La molestia de ser exhibidos por promover iniciativas anticonstitucionales, derivó en el amago de un grupo de diputados por acotar las capacidades de la Comisión de Puntos Constitucionales. Ernesto Núñez, Eduardo Orihuela, Javier Paredes y Fermín Bernabé presentaron una iniciativa que buscaba obligar a la referida comisión a consultar al Instituto de Investigaciones y Estudios Legislativos antes de declarar un “ha lugar”. La iniciativa no prosperó.

Hubo diversas propuestas de acuerdo formuladas que no pasaron el filtro del Pleno para su aprobación, o de plano fueron desechadas luego de ser revisadas en comisiones.

El diputado que acumuló más asuntos desechados en esta legislatura fue Antonio Soto Sánchez.

 

Más y más asuntos

La Legislatura saliente estuvo cargada de contrastes, y uno de ellos fue la capacidad para la producción legislativa entre sus integrantes.
Mientras que Alfredo Ramírez Bedolla promovió 65 asuntos, Marco Polo Aguirre Chávez lo hizo sólo con nueve. Ambos son las puntas de la producción entre los diputados que laboraron de manera permanente en la Legislatura.

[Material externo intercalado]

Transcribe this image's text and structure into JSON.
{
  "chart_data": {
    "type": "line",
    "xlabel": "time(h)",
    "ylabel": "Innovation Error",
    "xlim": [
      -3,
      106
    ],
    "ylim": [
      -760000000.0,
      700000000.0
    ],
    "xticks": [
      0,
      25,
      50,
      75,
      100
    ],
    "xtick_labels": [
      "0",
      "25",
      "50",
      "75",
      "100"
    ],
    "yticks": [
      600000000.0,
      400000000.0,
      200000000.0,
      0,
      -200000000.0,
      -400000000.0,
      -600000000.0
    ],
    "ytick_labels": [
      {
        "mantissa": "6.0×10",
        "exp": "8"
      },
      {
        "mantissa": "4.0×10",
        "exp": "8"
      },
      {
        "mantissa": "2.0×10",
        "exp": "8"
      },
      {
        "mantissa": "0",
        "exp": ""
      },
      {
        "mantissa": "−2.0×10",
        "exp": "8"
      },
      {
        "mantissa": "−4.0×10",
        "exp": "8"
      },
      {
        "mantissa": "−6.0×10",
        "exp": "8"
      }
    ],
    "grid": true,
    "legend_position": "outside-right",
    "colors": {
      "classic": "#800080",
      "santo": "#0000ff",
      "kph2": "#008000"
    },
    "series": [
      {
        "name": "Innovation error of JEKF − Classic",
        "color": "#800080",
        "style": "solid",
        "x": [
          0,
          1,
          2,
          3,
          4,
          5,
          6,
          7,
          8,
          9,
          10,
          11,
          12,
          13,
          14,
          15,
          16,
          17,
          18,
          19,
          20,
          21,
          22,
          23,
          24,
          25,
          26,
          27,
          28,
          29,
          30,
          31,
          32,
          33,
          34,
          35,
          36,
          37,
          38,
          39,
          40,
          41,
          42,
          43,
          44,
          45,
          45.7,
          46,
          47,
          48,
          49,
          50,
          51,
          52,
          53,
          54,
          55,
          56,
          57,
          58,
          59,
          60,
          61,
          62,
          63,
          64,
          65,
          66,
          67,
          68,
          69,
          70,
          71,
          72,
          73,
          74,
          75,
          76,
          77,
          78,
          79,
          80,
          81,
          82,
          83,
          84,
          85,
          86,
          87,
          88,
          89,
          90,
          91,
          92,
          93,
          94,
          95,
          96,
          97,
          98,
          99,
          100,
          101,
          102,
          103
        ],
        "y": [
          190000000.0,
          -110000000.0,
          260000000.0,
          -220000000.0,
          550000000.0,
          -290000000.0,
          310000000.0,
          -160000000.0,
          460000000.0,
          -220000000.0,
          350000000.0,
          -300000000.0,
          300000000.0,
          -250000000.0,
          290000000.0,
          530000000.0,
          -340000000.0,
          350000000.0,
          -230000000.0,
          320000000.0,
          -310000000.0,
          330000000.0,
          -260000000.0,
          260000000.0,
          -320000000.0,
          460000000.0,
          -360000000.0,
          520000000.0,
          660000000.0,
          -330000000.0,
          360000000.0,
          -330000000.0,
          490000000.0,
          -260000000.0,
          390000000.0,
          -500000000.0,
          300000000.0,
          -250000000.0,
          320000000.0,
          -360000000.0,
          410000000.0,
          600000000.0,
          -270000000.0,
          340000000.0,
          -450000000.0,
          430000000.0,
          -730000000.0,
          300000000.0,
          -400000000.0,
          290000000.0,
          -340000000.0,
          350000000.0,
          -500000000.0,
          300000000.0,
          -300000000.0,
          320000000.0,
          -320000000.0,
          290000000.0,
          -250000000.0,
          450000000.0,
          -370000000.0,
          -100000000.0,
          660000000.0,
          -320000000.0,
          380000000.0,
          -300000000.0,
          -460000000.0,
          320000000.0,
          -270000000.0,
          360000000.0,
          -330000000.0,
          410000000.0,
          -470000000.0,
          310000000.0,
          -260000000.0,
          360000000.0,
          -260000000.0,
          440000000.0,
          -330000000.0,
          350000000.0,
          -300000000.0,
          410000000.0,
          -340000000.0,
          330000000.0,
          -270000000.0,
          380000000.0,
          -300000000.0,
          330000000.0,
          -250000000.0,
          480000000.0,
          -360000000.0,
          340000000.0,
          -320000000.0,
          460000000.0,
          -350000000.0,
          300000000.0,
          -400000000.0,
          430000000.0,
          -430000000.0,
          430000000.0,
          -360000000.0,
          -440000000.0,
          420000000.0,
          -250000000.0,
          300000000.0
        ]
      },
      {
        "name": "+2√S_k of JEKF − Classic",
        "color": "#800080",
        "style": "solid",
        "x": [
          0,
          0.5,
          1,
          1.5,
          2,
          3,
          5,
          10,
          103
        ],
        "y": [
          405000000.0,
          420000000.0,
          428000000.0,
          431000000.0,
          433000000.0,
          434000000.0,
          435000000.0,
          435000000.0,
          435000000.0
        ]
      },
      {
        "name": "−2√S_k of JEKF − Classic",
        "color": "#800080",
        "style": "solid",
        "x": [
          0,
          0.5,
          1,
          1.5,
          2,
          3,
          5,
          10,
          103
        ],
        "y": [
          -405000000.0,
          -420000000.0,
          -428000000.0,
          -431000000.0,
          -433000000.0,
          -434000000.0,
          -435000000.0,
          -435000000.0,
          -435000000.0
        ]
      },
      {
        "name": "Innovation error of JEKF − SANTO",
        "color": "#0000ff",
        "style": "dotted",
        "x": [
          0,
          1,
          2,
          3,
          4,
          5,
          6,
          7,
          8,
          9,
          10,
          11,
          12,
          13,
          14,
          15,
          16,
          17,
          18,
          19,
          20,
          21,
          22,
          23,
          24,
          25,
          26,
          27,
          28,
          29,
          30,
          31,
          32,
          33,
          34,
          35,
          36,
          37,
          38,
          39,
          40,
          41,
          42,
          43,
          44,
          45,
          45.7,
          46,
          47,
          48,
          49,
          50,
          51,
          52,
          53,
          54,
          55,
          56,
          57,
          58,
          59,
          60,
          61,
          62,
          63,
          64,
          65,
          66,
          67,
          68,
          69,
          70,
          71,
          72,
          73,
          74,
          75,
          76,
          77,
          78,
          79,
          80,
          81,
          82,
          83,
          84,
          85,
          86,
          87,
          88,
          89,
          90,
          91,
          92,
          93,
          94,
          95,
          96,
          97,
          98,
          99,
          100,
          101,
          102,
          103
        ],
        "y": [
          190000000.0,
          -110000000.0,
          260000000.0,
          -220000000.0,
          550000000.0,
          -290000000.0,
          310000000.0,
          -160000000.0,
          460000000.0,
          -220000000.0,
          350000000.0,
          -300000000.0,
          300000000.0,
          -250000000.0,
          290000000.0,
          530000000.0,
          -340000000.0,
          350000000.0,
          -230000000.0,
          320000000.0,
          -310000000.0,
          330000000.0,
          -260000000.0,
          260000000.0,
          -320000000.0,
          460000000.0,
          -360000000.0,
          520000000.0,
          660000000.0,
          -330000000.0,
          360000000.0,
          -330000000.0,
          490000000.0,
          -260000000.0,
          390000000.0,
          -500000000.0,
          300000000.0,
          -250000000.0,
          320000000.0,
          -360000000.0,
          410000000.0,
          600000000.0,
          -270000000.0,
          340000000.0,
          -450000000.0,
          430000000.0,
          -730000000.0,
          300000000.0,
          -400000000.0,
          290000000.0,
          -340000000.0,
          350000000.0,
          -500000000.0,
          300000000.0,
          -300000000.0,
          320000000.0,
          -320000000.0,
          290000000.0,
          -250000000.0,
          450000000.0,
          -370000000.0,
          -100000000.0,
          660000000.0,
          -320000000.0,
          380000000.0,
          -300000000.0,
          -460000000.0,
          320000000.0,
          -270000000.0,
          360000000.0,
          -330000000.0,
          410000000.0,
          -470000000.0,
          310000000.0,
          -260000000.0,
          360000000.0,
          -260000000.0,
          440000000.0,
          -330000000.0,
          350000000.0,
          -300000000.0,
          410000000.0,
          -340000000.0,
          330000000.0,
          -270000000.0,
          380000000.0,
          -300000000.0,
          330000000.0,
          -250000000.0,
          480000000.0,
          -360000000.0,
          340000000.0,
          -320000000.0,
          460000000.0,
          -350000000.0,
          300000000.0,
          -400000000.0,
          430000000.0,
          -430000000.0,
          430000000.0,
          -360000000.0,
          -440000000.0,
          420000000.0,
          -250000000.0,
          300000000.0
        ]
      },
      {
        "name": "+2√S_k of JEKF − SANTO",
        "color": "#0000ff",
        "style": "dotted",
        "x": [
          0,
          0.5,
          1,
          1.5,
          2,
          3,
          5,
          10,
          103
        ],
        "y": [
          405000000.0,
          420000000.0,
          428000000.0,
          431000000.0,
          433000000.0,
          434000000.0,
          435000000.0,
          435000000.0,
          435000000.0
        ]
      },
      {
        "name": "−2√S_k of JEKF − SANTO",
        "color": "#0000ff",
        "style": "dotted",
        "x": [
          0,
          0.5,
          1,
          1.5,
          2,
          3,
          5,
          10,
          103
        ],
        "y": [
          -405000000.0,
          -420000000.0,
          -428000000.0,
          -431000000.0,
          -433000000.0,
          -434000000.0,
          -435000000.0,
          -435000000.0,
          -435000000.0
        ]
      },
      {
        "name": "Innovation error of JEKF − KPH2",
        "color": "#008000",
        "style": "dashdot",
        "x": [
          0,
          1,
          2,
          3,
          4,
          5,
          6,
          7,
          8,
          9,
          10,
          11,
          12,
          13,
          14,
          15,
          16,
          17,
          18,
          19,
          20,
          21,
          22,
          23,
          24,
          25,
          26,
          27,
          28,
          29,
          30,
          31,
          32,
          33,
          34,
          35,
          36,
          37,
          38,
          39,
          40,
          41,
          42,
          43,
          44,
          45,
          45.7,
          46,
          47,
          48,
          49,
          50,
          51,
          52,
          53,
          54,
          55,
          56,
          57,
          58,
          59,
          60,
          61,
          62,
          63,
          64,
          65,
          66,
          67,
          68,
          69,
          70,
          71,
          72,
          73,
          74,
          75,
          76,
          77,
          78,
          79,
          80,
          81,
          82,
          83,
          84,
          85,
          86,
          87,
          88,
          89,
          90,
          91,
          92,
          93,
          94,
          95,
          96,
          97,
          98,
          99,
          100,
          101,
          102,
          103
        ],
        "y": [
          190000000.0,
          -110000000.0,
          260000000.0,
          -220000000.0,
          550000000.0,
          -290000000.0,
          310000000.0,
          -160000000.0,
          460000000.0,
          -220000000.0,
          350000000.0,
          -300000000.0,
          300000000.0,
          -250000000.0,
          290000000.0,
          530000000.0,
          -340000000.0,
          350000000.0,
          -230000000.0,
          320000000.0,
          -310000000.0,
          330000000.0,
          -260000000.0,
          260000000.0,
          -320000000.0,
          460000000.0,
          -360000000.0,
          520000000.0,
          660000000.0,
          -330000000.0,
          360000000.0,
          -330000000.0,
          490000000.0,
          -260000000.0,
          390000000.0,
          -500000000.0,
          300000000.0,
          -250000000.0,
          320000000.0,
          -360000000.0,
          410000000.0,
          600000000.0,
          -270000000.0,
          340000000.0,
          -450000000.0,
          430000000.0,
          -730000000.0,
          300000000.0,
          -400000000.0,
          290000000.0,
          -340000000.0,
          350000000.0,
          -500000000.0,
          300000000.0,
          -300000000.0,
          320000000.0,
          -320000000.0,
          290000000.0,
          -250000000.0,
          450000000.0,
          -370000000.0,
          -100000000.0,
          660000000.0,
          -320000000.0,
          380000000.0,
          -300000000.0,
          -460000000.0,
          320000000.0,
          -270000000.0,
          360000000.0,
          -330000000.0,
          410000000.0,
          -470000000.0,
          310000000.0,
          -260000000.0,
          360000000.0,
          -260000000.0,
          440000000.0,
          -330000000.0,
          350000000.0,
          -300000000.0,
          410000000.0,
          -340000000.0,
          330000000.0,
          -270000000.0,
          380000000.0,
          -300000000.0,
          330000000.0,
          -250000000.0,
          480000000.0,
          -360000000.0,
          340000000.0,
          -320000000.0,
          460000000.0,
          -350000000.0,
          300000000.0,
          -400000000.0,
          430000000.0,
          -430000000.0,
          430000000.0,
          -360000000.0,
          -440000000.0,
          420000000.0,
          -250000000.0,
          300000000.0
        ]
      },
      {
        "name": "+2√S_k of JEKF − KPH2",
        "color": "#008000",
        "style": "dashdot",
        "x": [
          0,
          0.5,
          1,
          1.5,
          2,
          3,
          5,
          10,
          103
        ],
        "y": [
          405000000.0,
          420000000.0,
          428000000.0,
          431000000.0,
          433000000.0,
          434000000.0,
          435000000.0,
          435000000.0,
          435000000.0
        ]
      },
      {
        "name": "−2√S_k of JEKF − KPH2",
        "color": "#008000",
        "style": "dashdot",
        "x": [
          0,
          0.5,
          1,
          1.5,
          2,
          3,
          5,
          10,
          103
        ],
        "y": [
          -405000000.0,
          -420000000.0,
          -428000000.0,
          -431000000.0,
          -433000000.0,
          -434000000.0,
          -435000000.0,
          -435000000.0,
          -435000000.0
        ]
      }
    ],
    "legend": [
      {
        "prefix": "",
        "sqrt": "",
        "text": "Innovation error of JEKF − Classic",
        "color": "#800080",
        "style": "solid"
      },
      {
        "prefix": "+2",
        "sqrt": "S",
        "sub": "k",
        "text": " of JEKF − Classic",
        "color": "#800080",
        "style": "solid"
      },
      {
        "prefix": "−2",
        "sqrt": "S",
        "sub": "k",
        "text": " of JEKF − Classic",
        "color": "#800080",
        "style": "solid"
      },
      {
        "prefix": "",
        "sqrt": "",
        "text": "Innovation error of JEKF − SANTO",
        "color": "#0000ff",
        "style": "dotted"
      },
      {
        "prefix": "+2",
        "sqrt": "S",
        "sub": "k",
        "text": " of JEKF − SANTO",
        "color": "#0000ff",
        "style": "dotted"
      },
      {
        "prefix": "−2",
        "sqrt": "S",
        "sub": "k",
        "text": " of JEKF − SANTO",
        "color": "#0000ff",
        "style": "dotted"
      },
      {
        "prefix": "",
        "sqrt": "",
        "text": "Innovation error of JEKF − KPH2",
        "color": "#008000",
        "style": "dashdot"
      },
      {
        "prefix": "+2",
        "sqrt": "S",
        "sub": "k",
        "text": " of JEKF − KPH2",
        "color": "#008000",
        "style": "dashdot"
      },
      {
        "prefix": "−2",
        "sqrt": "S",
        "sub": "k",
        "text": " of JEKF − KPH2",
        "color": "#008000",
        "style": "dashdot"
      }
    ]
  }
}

Los diputados que en total promovieron mayor número de asuntos –reformas, leyes, posicionamientos, acuerdos y asuntos varios- fueron Alfredo Ramírez, Octavio Ocampo, Sandra Luz Valencia, Ernesto Núñez, Teresa Mora, Yarabi Ávila y Lucila Martínez.

En lo que tiene que ver propiamente con el ámbito legislativo, los diputados que más iniciativas de Ley promovieron son: Alfredo Ramírez, Ernesto Núñez y Fermín Bernabé, con siete cada uno. Sergio Báez presentó seis, mientras que Brenda Fraga y Adriana Hernández, cuatro cada una.

Por lo que toca a las iniciativas de reforma de Ley, el “top ten” es: Ernesto Núñez (39), Yarabi Ávila (39), Octavio Ocampo (36), Zenaida Salvador (35), Oscar Escobar (32), Sandra Luz Valencia (32), Lucila Martínez (31), Teresa Mora (30), Alfredo Ramírez (29), y Araceli Saucedo (27).

Octavio Ocampo y Baltazar Gaona fueron los que más se subieron a tribuna para presentar posicionamientos, nueve cada uno. En tanto, Alfredo Ramírez Bedolla fue el más proclive a presentar puntos de acuerdo, con un total de 25; le sigue Humberto González Villagómez con 18, y Antonio Soto Sánchez con 17.